Russia: Another Rhineland

The key part of this article is that the other Russian neighbors are now fearful of also being annexed back into the Soviet block.

Would a Marine Division stationed in Ukraine make the region more stable? Or a mob of peacenik hippies who can tell the Russians how evil they are?




Russia: Another Rhineland: "Russia has announced that it will, in effect, annex the Georgian separatist regions of South Ossetia and Abkhazia. No one is willing to face down the Russians on this issue, which many of Russias neighbors see as the first of many such annexations. There is a precedent for this sort of thing, and it all began on the French-German border in 1936.

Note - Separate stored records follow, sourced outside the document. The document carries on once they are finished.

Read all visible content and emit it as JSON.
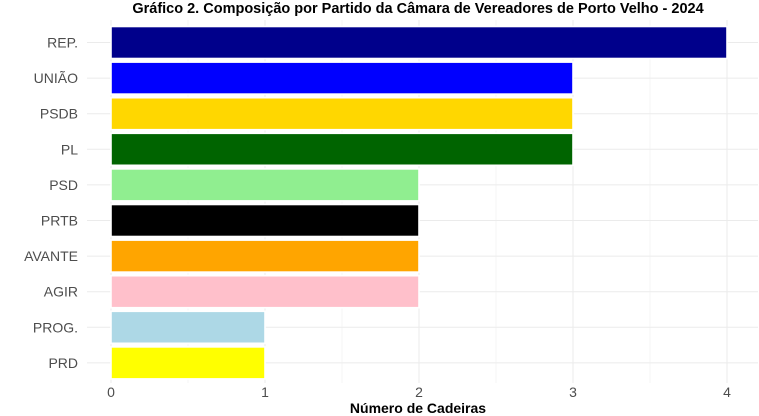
{
  "chart_data": {
    "type": "bar",
    "orientation": "horizontal",
    "title": "Gráfico 2. Composição por Partido da Câmara de Vereadores de Porto Velho - 2024",
    "xlabel": "Número de Cadeiras",
    "ylabel": "",
    "xlim": [
      0,
      4
    ],
    "xticks": [
      "0",
      "1",
      "2",
      "3",
      "4"
    ],
    "grid": true,
    "categories": [
      "REP.",
      "UNIÃO",
      "PSDB",
      "PL",
      "PSD",
      "PRTB",
      "AVANTE",
      "AGIR",
      "PROG.",
      "PRD"
    ],
    "values": [
      4,
      3,
      3,
      3,
      2,
      2,
      2,
      2,
      1,
      1
    ],
    "colors": [
      "#00008B",
      "#0000FF",
      "#FFD700",
      "#006400",
      "#90EE90",
      "#000000",
      "#FFA500",
      "#FFC0CB",
      "#ADD8E6",
      "#FFFF00"
    ]
  }
}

Some historians see the German reoccupation of the Rhineland in 1936 as the real beginning of World War II. As part of the treaty that ended World War I, Germany agreed to keep troops out of the Rhineland (a German region on the French border). Going back in was a huge gamble for the Germans, who were in the midst of rebuilding their military, and, in 1936, much weaker than France or Britain. But neither of these countries were willing to risk the violence that might occur if they went after the 32,000 troops and police Germany sent into the Rhineland. This convinced Hitler that he could bully the Western allies, and grab neighboring countries with impunity. This worked for Austria and Czechoslovakia, but triggered World War II when Germany and Russia (by prior agreement) carved up Poland in 1939."